This is a fair question, and comes up from time to time in my discussions with clients. When considering your framing options, it is important to think of the long-term aging characteristics of the materials used to frame your work of art on paper.
Paper itself ages best in a slightly alkaline state. Therefore, the best framing materials (matting and backing boards) would be high quality archival cotton rag, which is alkaline & will remain so for many years.
You may have seen paintings and printed artwork that has suffered from mat or backing board burn? If not, here is an example:
Due to the acidity of the backing board, the adjacent artwork was “burned” and yellowed by proximity. The acidic degradation products migrated from the mat board into the paper substrate of the artwork itself. Left untreated, these areas of the artwork would deteriorate much more quickly than the rest of the piece.
In the end, all paper-including archival cotton rage mat board-will eventually become acidic. So periodically, a work of art on paper will need to be reframed with new matting and backing board. I recommend every 20 years. This periodic replacement of the mat board within the framing package is the best practice to protect your artwork.

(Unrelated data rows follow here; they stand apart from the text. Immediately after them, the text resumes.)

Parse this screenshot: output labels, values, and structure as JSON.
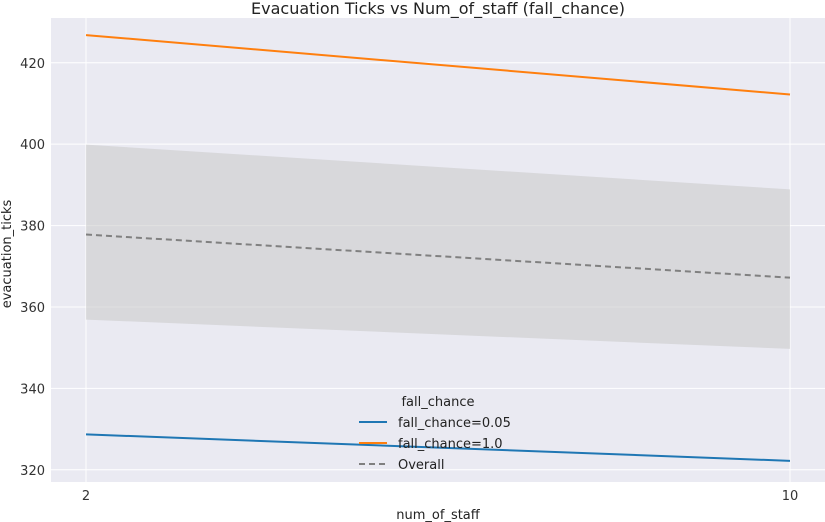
{
  "chart_data": {
    "type": "line",
    "title": "Evacuation Ticks vs Num_of_staff (fall_chance)",
    "xlabel": "num_of_staff",
    "ylabel": "evacuation_ticks",
    "x": [
      2,
      10
    ],
    "x_ticks": [
      2,
      10
    ],
    "ylim": [
      317,
      431
    ],
    "y_ticks": [
      320,
      340,
      360,
      380,
      400,
      420
    ],
    "grid": true,
    "series": [
      {
        "name": "fall_chance=0.05",
        "values": [
          328.7,
          322.2
        ],
        "color": "#1f77b4",
        "style": "solid"
      },
      {
        "name": "fall_chance=1.0",
        "values": [
          426.8,
          412.2
        ],
        "color": "#ff7f0e",
        "style": "solid"
      },
      {
        "name": "Overall",
        "values": [
          377.8,
          367.2
        ],
        "color": "#808080",
        "style": "dashed",
        "band_lower": [
          356.9,
          349.7
        ],
        "band_upper": [
          399.9,
          388.9
        ]
      }
    ],
    "legend": {
      "title": "fall_chance",
      "placement": "bottom-center"
    },
    "colors": {
      "plot_background": "#eaeaf2",
      "grid": "#ffffff",
      "band": "#c8c8c8"
    }
  }
}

It is also important to be certain your artwork will be hinged to the backing board in the frame with archival materials. NOTE: I DO NOT RECOMMEND DRY MOUNT TISSUE or LINEN HINGING TAPE. I spend a lot of time removing old dry mount attachments.
They can often be difficult to remove completely, and have a tendency to leave stains due to the aging characteristics of the adhesives used in their manufacture. Linen tapes also have adhesives with similar characteristics. From a conservator’s perspective, it is important that the hinging materials be strong and archival, but as reversible as possible. For paper-based artwork, such as lithographs, serigraphs, watercolors, etchings, mezzotints, aquatints and acrylic paintings, I recommend hinging the artwork into the framing package with Japanese tissue and wheat starch paste.
UV-coated plexiglass or UV-coated glass are best to protect your artwork from damage due to light exposure.
So, to summarize, the following are my recommendations for reframing your work of art on paper. Any reputable framer who is well reviewed is likely to be able to assist you with this:
- Use archival cotton rag matboard for the mat housing and backing board.
- Hinge the artwork to the backing boards with Japanese tissue and wheat starch paste.
- Use UV-coated plexiglass or UV-coated glass for the framing package.
Following these guidelines, a reputable framer can assist you with creating an archival & long-lasting frame package for your treasured artwork.